Today, others are learning from the mistakes of Fitbit. Apple struggled with its initial i-watch, but succeeded because they have a lot more money behind them and could afford to fail for a longer period of time and play the long game. Others, such as Garmin, could learn from Fitbit's mistakes and offer a product at a much lower price that works as well, if not better.
Of course, the real problem for Fitbit was the damn things just didn't work as advertised. And as I noted my previous posting, when you complained about these things not working, not only do they not help you out, they basically shut you down. Unless you were one of the Fitbit faithful, you were expelled from the cult. And that sort of behavior is a sure sign that a company has a flawed business plan and a flawed product.
There are, of course, lessons to be gained from this. Whenever somebody comes out some new gadget or product and claims it will change your life forever, remember Fitbit. I am sure the next time Mr. See asks me to buy some new gadget that his friends are all raving about, I'll quietly ask him whatever happened to the Fitbit. Or maybe I'll take it out of that drawer somewhere and just put it on his nightstand to get the message across. Because owning money is better than owning things - and the former will really change your life forever while the latter will not (and never will).
The other lesson, is not to invest in IPOs of tech companies. Granted, some things eventually will take off and make money. Facebook stock was hemorrhaging cash for quite a long time until it became a stable and profitable company. Of course, this doesn't mean it will remain stable and profitable forever. And that's because of the third lesson....
The third lesson is that fads don't necessarily last forever. Facebook seems like an impenetrable wall right now, the largest social media company and a behemoth in the marketplace. But then again so was IBM. Today I can't even tell you what it is they do for a living. Things that seem permanent can end up turning out to just be passing fads, over time.

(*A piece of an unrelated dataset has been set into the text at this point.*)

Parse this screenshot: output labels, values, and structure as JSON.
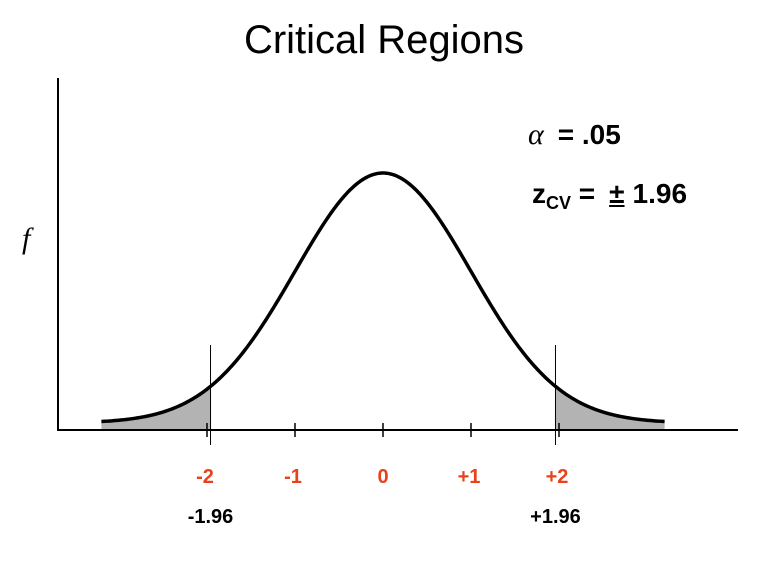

A fourth lesson is to diversify your investments and certainly not put all your money into any one thing. There was a news article today based on a Reddit posting, which is never a good source of news, as people can fake up and make up the stuff on Reddit all the time. Anyway, the fellow claimed he invested his life savings in Luckin Coffee, the fraudulent Chinese Coffee Company. His logic was that since the price and shot up between November and January, it can only go up further. As I noted before, what shoots up in value usually has one way to go - down. Anyway, he lost it all - like $800,000 or so. Too much for us plebes to be losing.
The same is true with Fitbit. The price shot up right after the IPO, and then it went in only one direction after that. Why would anybody invest in such a thing? And yet the people who pour money into this sort of nonsense are usually the small investors who end up losing their shirts. Even if they don't invest their life savings in something like this, they end up losing money, perhaps each a little bit, but cumulatively, an awful lot of money.

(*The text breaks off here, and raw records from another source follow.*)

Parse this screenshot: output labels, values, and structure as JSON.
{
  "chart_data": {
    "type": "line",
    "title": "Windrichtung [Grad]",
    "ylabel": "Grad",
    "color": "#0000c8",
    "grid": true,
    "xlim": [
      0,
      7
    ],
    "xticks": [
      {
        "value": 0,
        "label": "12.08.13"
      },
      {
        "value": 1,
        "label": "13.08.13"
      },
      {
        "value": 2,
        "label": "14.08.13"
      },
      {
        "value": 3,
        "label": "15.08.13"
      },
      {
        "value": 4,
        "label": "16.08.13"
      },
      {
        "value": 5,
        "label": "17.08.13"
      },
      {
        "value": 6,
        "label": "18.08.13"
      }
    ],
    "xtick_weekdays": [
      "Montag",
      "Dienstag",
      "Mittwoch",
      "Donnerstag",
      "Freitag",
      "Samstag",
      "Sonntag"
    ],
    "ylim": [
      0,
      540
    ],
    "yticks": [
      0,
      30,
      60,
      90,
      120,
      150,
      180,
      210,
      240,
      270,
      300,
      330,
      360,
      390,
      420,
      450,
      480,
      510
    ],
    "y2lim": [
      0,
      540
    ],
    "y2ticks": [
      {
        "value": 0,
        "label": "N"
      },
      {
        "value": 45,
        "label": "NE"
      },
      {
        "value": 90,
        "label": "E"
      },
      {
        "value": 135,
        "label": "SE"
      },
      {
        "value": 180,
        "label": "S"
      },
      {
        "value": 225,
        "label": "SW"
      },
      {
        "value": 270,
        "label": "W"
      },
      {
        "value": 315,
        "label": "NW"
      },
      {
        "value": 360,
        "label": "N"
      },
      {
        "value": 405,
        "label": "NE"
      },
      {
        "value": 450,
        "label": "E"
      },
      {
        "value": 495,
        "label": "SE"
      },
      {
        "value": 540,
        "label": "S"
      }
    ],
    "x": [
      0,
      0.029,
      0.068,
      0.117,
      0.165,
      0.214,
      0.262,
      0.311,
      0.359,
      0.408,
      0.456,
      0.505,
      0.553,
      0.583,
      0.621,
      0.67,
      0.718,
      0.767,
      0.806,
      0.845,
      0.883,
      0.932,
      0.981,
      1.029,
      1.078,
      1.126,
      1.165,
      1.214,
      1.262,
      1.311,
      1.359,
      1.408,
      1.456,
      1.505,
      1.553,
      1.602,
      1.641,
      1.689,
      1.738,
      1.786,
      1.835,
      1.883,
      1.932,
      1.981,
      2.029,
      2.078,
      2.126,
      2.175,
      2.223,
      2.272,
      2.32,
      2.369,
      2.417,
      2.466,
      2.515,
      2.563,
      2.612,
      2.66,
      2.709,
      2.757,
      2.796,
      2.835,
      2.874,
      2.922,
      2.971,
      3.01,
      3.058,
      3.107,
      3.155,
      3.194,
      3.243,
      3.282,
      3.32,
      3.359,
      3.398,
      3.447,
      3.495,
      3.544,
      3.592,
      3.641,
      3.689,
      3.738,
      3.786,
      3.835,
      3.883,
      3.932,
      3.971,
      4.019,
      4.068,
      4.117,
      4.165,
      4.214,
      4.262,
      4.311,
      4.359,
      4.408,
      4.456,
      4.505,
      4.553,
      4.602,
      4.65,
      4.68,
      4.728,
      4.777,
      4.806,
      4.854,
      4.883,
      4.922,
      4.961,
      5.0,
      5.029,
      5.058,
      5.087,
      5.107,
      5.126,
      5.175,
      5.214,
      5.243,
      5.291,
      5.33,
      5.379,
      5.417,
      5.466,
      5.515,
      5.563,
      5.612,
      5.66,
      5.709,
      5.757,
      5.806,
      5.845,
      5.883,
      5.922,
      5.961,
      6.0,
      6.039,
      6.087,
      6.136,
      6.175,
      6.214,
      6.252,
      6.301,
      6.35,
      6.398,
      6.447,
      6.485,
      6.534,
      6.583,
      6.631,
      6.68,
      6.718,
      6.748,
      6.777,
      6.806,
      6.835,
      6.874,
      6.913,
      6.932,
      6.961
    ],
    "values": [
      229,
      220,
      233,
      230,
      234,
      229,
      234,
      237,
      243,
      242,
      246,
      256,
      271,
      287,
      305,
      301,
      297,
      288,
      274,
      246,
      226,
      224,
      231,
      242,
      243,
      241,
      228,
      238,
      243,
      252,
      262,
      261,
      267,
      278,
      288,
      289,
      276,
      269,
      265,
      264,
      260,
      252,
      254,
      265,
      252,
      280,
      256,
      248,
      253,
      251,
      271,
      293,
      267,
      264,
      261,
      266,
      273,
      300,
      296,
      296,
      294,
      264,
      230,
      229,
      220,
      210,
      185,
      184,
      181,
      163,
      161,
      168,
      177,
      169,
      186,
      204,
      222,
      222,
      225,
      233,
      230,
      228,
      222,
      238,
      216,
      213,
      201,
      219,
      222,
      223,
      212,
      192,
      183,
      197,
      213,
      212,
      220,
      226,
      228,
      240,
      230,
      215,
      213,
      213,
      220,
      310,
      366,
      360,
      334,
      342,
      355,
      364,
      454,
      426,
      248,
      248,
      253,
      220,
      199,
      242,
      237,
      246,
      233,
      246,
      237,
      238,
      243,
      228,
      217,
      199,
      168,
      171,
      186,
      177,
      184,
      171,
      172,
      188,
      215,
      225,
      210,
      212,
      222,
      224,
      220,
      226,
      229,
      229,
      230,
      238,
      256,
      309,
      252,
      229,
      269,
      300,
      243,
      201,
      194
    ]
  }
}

Again, the middle class is slipping down the economic ladder or not because somebody took away their money, but because they've willingly gave it away. And these sort of IPOs and tech stocks are a classic example of how the middle class is giving away its wealth, one tech gadget, one IPO, one tech stock, at a time.
Again, the middle class is slipping down the economic ladder or not because somebody took away their money, but because they've willingly gave it away. And these sort of IPOs and tech stocks are a classic example of how the middle class is giving away its wealth, one tech gadget, one IPO, one tech stock, at a time.